Beanstalk Part 1

Summary

The Chainlink aggregator utilized in the LibEthUsdOracle contract lacks a mechanism to detect and handle scenarios where the price of an asset falls outside of a predetermined price band. This limitation can result in the oracle returning the minPrice instead of the actual price of the asset during extreme market events, such as a significant drop in value. Consequently, users may continue to interact with the system, such as minting fertilizer tokens, using inaccurate price data. similar case happened with Venus on BSC when LUNA imploded

More Refs for similar issues like this:

• https://medium.com/cyfrin/chainlink-oracle-defi-attacks-93b6cb6541bf ( check Oracle Returns Incorrect Price During Flash Crashes )

• https://github.com/sherlock-audit/2023-02-blueberry-judging/issues/18

• https://github.com/sherlock-audit/2023-05-ironbank-judging/issues/25

Impact

The Chainlink aggregator can lead to potential exploitation of price discrepancies during extreme market conditions. For instance, if the price of an asset experiences a sudden crash, the oracle may continue to provide the minPrice, allowing users to conduct transactions at incorrect prices. This could result in financial losses for users and undermine the integrity of the system.

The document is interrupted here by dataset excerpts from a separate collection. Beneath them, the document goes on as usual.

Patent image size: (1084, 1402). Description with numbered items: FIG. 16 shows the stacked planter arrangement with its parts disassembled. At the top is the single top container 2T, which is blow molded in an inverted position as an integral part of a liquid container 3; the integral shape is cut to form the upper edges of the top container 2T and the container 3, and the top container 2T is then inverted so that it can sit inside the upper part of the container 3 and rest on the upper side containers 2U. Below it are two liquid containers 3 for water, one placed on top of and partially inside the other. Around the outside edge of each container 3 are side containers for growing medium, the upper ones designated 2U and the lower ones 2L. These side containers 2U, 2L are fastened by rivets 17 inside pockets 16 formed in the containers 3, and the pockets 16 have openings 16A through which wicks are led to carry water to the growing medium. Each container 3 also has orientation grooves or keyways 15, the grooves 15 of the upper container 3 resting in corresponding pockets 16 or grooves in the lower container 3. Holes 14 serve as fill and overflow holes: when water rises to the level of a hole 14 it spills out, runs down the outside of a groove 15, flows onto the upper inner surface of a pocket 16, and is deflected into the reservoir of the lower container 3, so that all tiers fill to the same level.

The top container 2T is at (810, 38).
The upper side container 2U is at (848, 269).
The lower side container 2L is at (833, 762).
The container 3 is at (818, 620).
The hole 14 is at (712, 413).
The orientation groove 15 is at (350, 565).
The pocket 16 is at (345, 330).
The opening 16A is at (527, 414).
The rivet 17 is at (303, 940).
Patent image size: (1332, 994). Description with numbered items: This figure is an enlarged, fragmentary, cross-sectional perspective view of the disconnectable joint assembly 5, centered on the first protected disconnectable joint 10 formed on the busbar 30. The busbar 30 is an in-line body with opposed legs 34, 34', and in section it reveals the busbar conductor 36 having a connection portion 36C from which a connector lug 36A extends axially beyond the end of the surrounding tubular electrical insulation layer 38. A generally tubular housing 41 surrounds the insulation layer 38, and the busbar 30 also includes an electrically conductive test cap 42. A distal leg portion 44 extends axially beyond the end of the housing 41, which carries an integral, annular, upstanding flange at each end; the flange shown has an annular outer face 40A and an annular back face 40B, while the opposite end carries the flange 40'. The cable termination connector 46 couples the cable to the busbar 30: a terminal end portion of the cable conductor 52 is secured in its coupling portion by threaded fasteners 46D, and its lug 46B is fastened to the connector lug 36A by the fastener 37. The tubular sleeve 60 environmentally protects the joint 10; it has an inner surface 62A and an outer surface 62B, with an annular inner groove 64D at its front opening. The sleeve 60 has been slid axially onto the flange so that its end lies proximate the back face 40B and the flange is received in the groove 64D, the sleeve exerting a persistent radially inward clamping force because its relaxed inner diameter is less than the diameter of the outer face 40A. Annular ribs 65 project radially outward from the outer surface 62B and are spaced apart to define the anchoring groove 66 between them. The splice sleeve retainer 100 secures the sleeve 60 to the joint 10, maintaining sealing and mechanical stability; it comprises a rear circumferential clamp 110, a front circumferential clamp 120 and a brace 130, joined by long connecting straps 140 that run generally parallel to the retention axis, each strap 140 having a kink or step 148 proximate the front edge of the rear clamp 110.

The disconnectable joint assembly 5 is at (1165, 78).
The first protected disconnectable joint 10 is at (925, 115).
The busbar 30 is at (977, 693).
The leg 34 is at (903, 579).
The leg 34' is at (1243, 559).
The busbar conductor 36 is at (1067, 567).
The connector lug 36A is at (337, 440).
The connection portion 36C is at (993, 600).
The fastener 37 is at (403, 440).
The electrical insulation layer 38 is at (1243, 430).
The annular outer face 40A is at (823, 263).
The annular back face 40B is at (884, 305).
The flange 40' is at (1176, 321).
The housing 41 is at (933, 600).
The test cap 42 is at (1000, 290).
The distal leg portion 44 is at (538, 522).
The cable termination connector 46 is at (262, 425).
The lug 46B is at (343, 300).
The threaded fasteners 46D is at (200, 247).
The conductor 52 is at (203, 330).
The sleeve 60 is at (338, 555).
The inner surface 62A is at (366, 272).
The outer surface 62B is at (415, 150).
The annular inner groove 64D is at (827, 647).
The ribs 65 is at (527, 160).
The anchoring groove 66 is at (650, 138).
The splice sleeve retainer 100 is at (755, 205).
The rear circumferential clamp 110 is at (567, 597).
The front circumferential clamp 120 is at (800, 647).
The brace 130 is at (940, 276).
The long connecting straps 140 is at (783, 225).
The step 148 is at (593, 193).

In our scenario, the mintFertilizer function within the FertilizerFacet contract, although it falls out of our immediate scope, relies on the LibEthUsdOracle.getEthUsdPrice() function (within our scope) to fetch the ETH/USD price from the Chainlink oracle. This price is crucial for calculating the amount of Fertilizer tokens that can be acquired with the provided wethAmountIn of WETH. However, if this function returns the minPrice during extreme market events, it would not reflect the actual price of the asset. Consequently, users could continue to mint fertilizer tokens using this inaccurate price data, leading to transactions occurring at incorrect prices.

Recommendation

It is recommended to enhance the Chainlink oracle (LibEthUsdOracle) by implementing a mechanism to check the returned answer against predefined minPrice and maxPrice bounds. If the answer falls outside of these bounds, the oracle should revert the transaction, indicating that the price data is not reliable due to market conditions.